Should a patient walk through your doors with a question or concern about the Zika virus, will your office be ready to respond?
That's an essential question, the answer to which can help steer your practice to a successful communications plan before a crisis occurs, according to Ross Goldberg, president of communications firm Kevin/Ross Public Relations in Westlake Village, Calif.

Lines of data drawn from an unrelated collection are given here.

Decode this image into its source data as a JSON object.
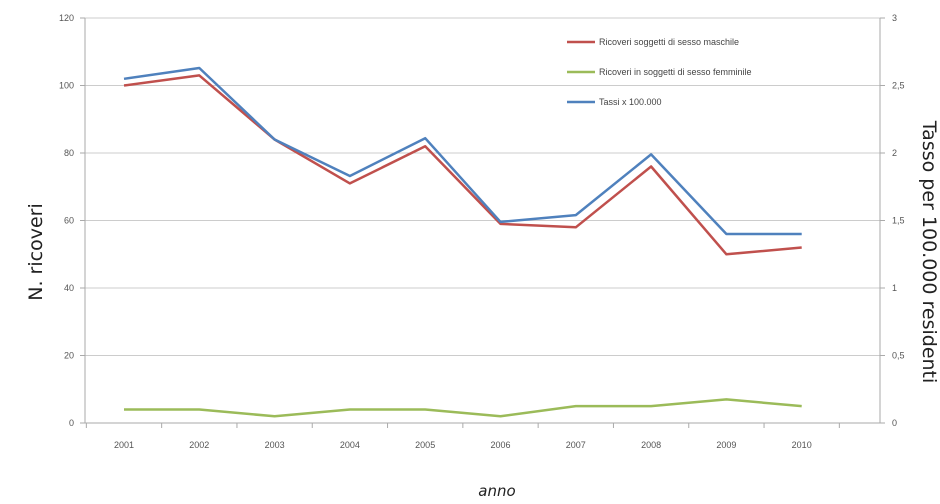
{
  "chart_data": {
    "type": "line",
    "title": "",
    "xlabel": "anno",
    "ylabel": "N. ricoveri",
    "y2label": "Tasso per 100.000 residenti",
    "categories": [
      "2001",
      "2002",
      "2003",
      "2004",
      "2005",
      "2006",
      "2007",
      "2008",
      "2009",
      "2010"
    ],
    "ylim": [
      0,
      120
    ],
    "y_ticks": [
      "0",
      "20",
      "40",
      "60",
      "80",
      "100",
      "120"
    ],
    "y2lim": [
      0,
      3
    ],
    "y2_ticks": [
      "0",
      "0,5",
      "1",
      "1,5",
      "2",
      "2,5",
      "3"
    ],
    "grid": true,
    "legend_position": "top-right",
    "series": [
      {
        "name": "Ricoveri soggetti di sesso maschile",
        "axis": "left",
        "color": "#c0504d",
        "values": [
          100,
          103,
          84,
          71,
          82,
          59,
          58,
          76,
          50,
          52
        ]
      },
      {
        "name": "Ricoveri in soggetti di sesso femminile",
        "axis": "left",
        "color": "#9bbb59",
        "values": [
          4,
          4,
          2,
          4,
          4,
          2,
          5,
          5,
          7,
          5
        ]
      },
      {
        "name": "Tassi x 100.000",
        "axis": "right",
        "color": "#4f81bd",
        "values": [
          2.55,
          2.63,
          2.1,
          1.83,
          2.11,
          1.49,
          1.54,
          1.99,
          1.4,
          1.4
        ]
      }
    ]
  }
}
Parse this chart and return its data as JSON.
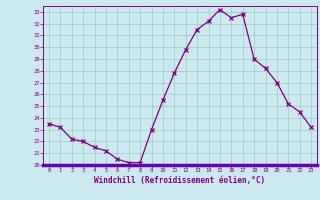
{
  "x": [
    0,
    1,
    2,
    3,
    4,
    5,
    6,
    7,
    8,
    9,
    10,
    11,
    12,
    13,
    14,
    15,
    16,
    17,
    18,
    19,
    20,
    21,
    22,
    23
  ],
  "y": [
    23.5,
    23.2,
    22.2,
    22.0,
    21.5,
    21.2,
    20.5,
    20.2,
    20.2,
    23.0,
    25.5,
    27.8,
    29.8,
    31.5,
    32.2,
    33.2,
    32.5,
    32.8,
    29.0,
    28.2,
    27.0,
    25.2,
    24.5,
    23.2
  ],
  "xlabel": "Windchill (Refroidissement éolien,°C)",
  "ylabel": "",
  "ylim": [
    20,
    33.5
  ],
  "xlim": [
    -0.5,
    23.5
  ],
  "yticks": [
    20,
    21,
    22,
    23,
    24,
    25,
    26,
    27,
    28,
    29,
    30,
    31,
    32,
    33
  ],
  "xticks": [
    0,
    1,
    2,
    3,
    4,
    5,
    6,
    7,
    8,
    9,
    10,
    11,
    12,
    13,
    14,
    15,
    16,
    17,
    18,
    19,
    20,
    21,
    22,
    23
  ],
  "line_color": "#800080",
  "bg_color": "#cce8f0",
  "grid_color": "#99ccbb",
  "axis_bg": "#cce8f0",
  "bottom_bar_color": "#6600aa"
}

"One fault that too many practices make is waiting until a health care crisis or emergency hits to get their plan in place," says Goldberg. "By then it’s too late to start gathering email addresses, too late to find out each patient’s preferred method of communication and too late to train your office staff of what is expected of them in moments like this."
Preparing ahead of time can help solidify your role as trusted advisor to your patients, said Goldberg in a story on the Zika virus appearing in the June 13 issue of Part B News.
Practices generally have two options when it comes to serving this role. "Each physician needs to decide if they choose to be proactive in reaching out to their entire patient population or simply be prepared for patient inquires which may come their way," says Goldberg.
Either way, you'll need to be knowledgeable about the topic so you can provide the accurate information that your patients seek. And that role extends to your entire staff.
"It is critically important to sit down with your office staff — front office, back office and nurses  — and speak with them about this emergency," Goldberg advises. For instance, you can get ready by exploring the following questions: "What should they say if they receive a call from one of your patients? What if a patient who is there for a routine check-up starts asking about their chances of contracting the Zika virus?"
Take the time to prepare and your effort will surely pay off. "Prior planning is key and will pay great dividends in the long run," adds Goldberg.